Australian soccer club

Rockdale Ilinden Football Club (commonly known as Rockdale City Suns Football Club from 1992 to 2020) is an Australian semi-professional soccer club based in the suburb of Rockdale, Sydney. Founded in 1969, by Macedonian Australians, the club competes in the highest men's competition in New South Wales, the National Premier Leagues NSW. The club's home ground is Ilinden Sports Centre, located in Rockdale, New South Wales.

==History==
The Rockdale Ilinden Soccer Club was formed in 1969 by a group of Macedonian Australians who gave the team the name "Ilinden", in honour of an uprising against the Ottomans in 1903. The club's first President, Simon Zipevski, laid the foundations as did the late Vlade Temelkovski who was president in 1978.

On the field, the highlights were grand final wins (of different leagues) in 1984, 2002 and 2006. The 1984 NSW First Division grand final team was coached by Ilija Takac, winning 3–2 over Inter Monaro at Marconi Stadium.

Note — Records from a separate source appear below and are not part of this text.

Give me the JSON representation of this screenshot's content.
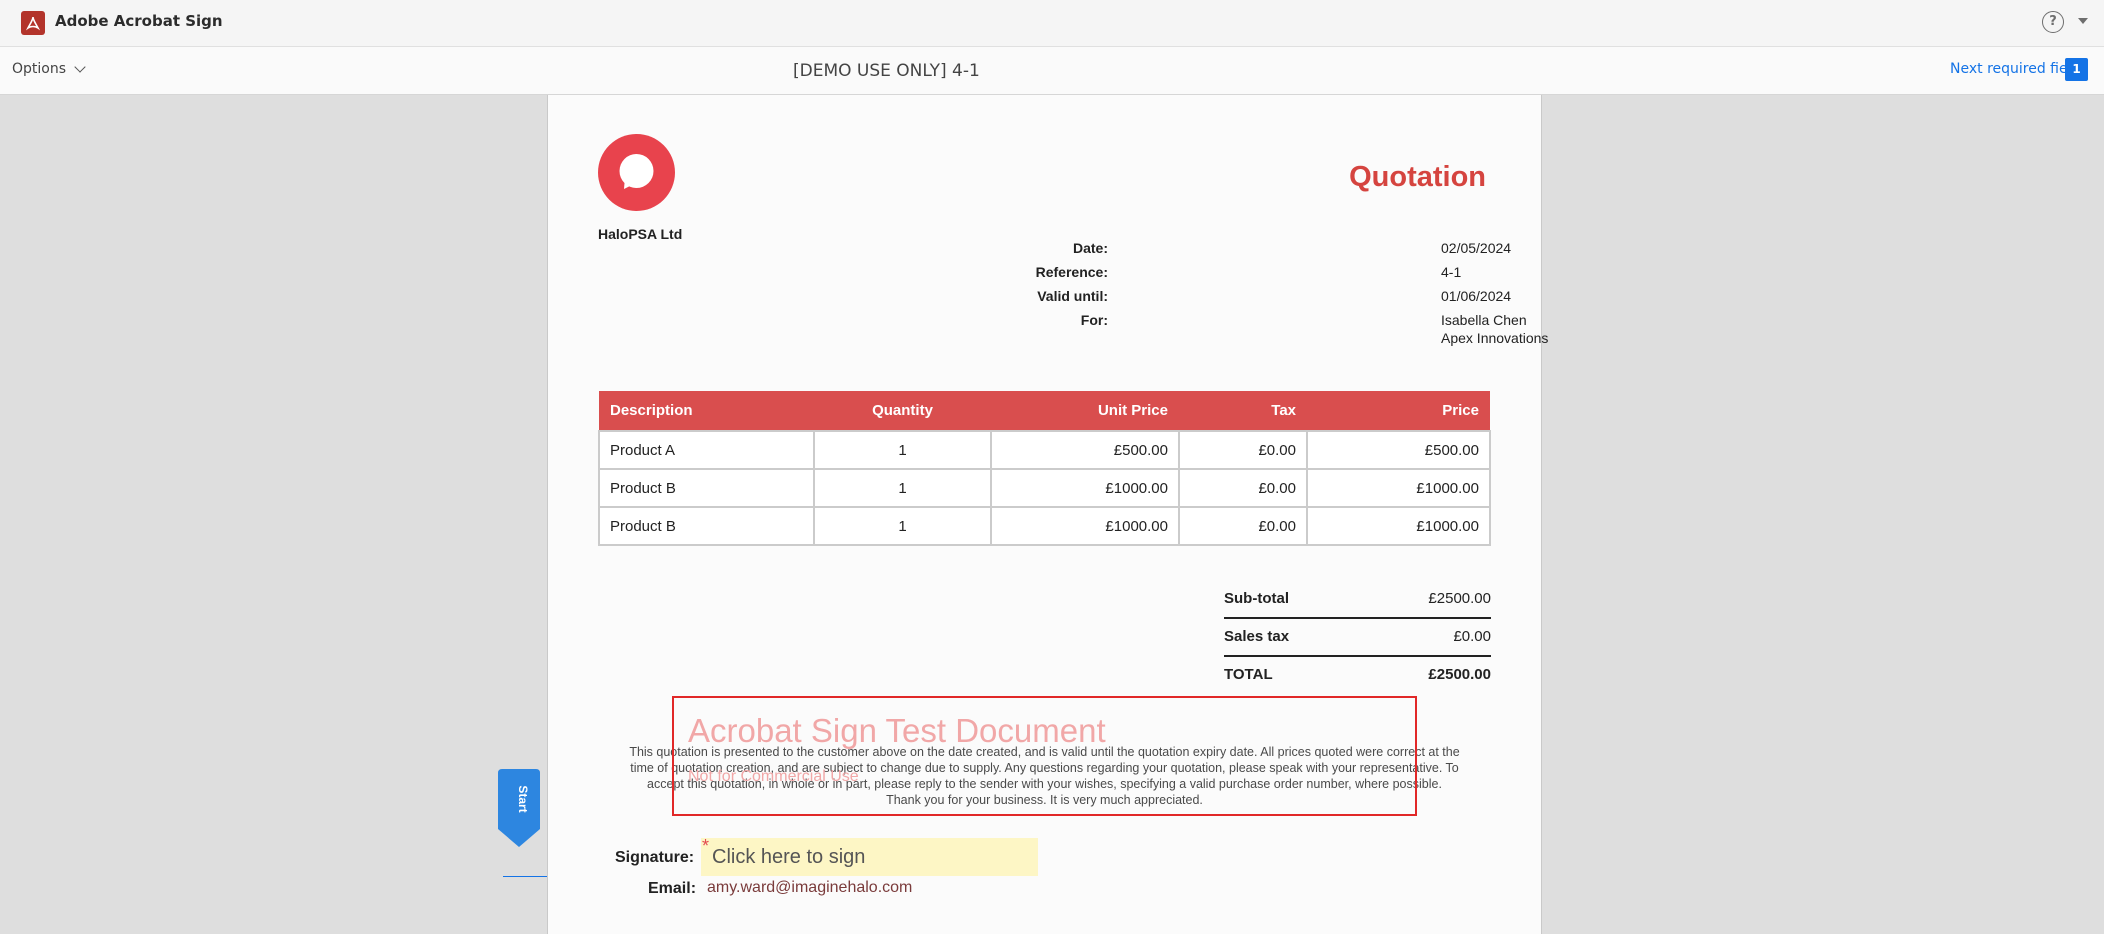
{
  "app": {
    "title": "Adobe Acrobat Sign",
    "help_symbol": "?"
  },
  "toolbar": {
    "options_label": "Options",
    "document_name": "[DEMO USE ONLY] 4-1",
    "next_required_label": "Next required field",
    "next_required_count": "1"
  },
  "document": {
    "company_name": "HaloPSA Ltd",
    "title": "Quotation",
    "meta": [
      {
        "key": "Date:",
        "value": "02/05/2024"
      },
      {
        "key": "Reference:",
        "value": "4-1"
      },
      {
        "key": "Valid until:",
        "value": "01/06/2024"
      },
      {
        "key": "For:",
        "value": "Isabella Chen",
        "value2": "Apex Innovations"
      }
    ],
    "table": {
      "headers": [
        "Description",
        "Quantity",
        "Unit Price",
        "Tax",
        "Price"
      ],
      "rows": [
        [
          "Product A",
          "1",
          "£500.00",
          "£0.00",
          "£500.00"
        ],
        [
          "Product B",
          "1",
          "£1000.00",
          "£0.00",
          "£1000.00"
        ],
        [
          "Product B",
          "1",
          "£1000.00",
          "£0.00",
          "£1000.00"
        ]
      ]
    },
    "totals": [
      {
        "label": "Sub-total",
        "value": "£2500.00"
      },
      {
        "label": "Sales tax",
        "value": "£0.00"
      },
      {
        "label": "TOTAL",
        "value": "£2500.00"
      }
    ],
    "terms": [
      "This quotation is presented to the customer above on the date created, and is valid until the quotation expiry date. All prices quoted were correct at the",
      "time of quotation creation, and are subject to change due to supply. Any questions regarding your quotation, please speak with your representative. To",
      "accept this quotation, in whole or in part, please reply to the sender with your wishes, specifying a valid purchase order number, where possible.",
      "Thank you for your business. It is very much appreciated."
    ],
    "watermark": {
      "title": "Acrobat Sign Test Document",
      "subtitle": "Not for Commercial Use"
    },
    "signature_label": "Signature:",
    "signature_placeholder": "Click here to sign",
    "email_label": "Email:",
    "email_value": "amy.ward@imaginehalo.com"
  },
  "start_tab_label": "Start",
  "colors": {
    "accent": "#1473e6",
    "brand_red": "#d94e4e",
    "watermark_red": "#e12828"
  }
}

18 years later followed another First Grade Grand Final victory. In 2002 the coaching team of Mile Todoroski and Bill Pilovski led the team to an amazing Premiership/Championship double with only 1 loss in 24 games. In the grand final, they would meet the Hajduk Wanderers (who Rockdale defeated 5 goals to 3 just two weeks earlier in the semi-final) in very rainy and windy conditions at the Rockdale Ilinden Sports Centre. The team was captained by Spase Najdoski who scored the only goal in the game which in turn was the winning goal in the grand final in front of a crowd of 3000 at Melita Stadium.

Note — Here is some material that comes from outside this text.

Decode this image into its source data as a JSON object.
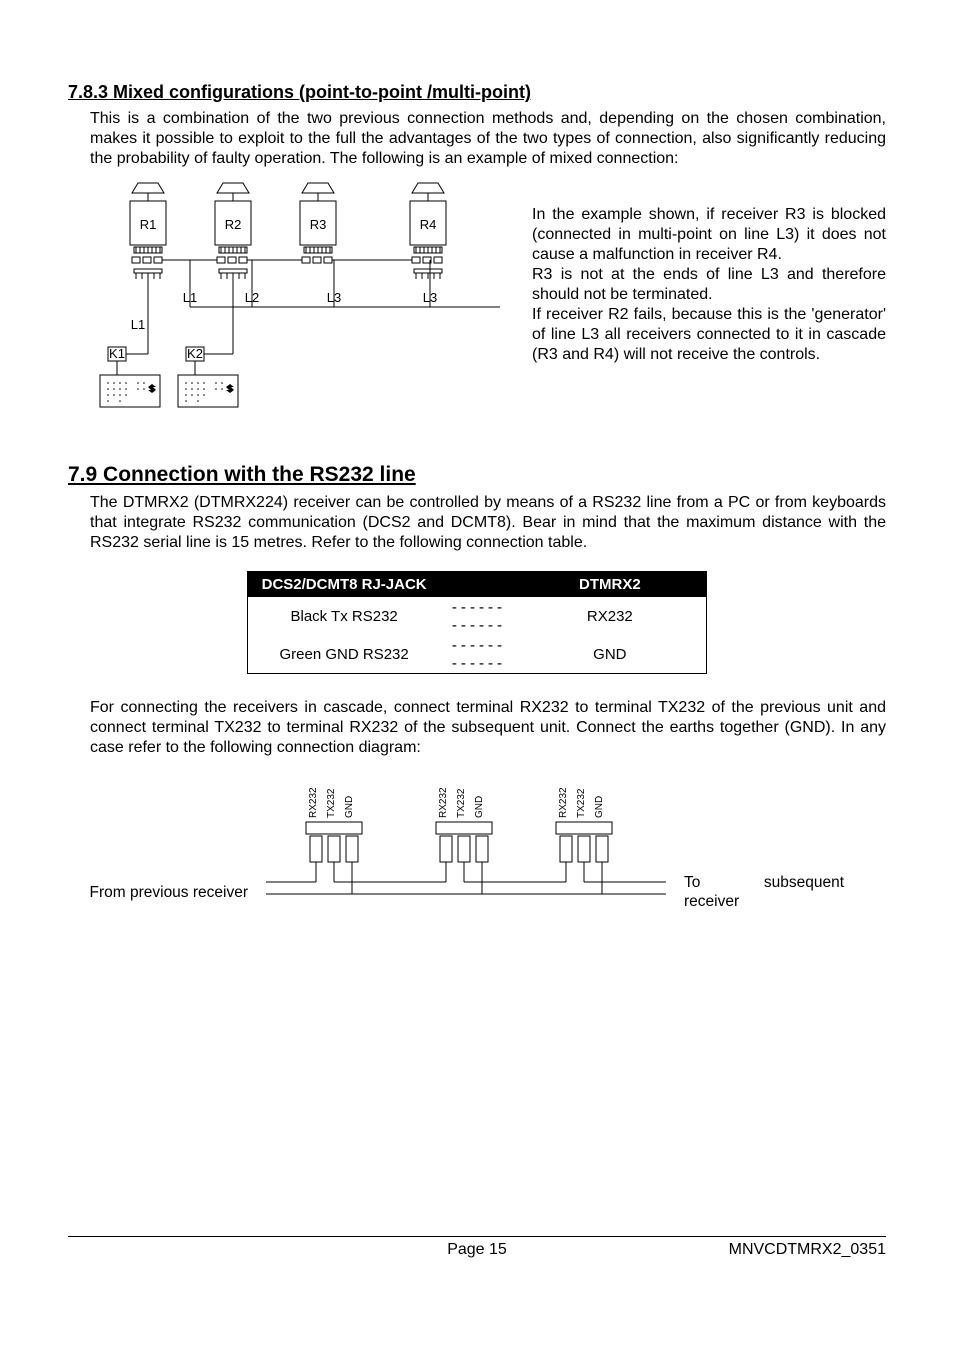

Four years later in 2006, Rockdale Ilinden would claim another grand final victory this time over Penrith Nepean United. Rockdale won 1–0 in front of a crowd of 2000 at Melita Stadium. Penrith Nepean United would gain promotion to the New South Wales Premier League as Rockdale's application would be denied by Football NSW due to the Rockdale Ilinden Sports Centre not meeting specific stadium criteria for the Premier League.

The Rockdale Ilinden Soccer Club has been led by a wide array of coaching identities over their history. Some of these coaches were great players in their playing days. Kaz Kulak, Archie Blue, Ilija Takac, Ati Abonyi, Ljubo Gojkovic, Geoff Hoggart, John Fleming (1980s), Ljubo Jancev, Bill Pilovski, Manfred Schaefer, Risto Gojkovski, Rale Rasic, Doug Utjesenovic, Bill Temelkovski, Bill Boskovski, Gerry Gomez (1990s), Mile Todoroski, Ivan Petkovic, Zlatko Nastevski and current coach Mike Grbevski.

The 2009 Super League season officially began on 15 March 2009 with Rockdale Ilinden drawing 1–1 with the Northern Tigers at the Rockdale Ilinden Sports Centre. The club finished the season in first place on the ladder, claiming the Premiership and advancing to the finals. They were, however, eliminated during the preliminary final by the eventual champions Spirit FC 2 goals to nil.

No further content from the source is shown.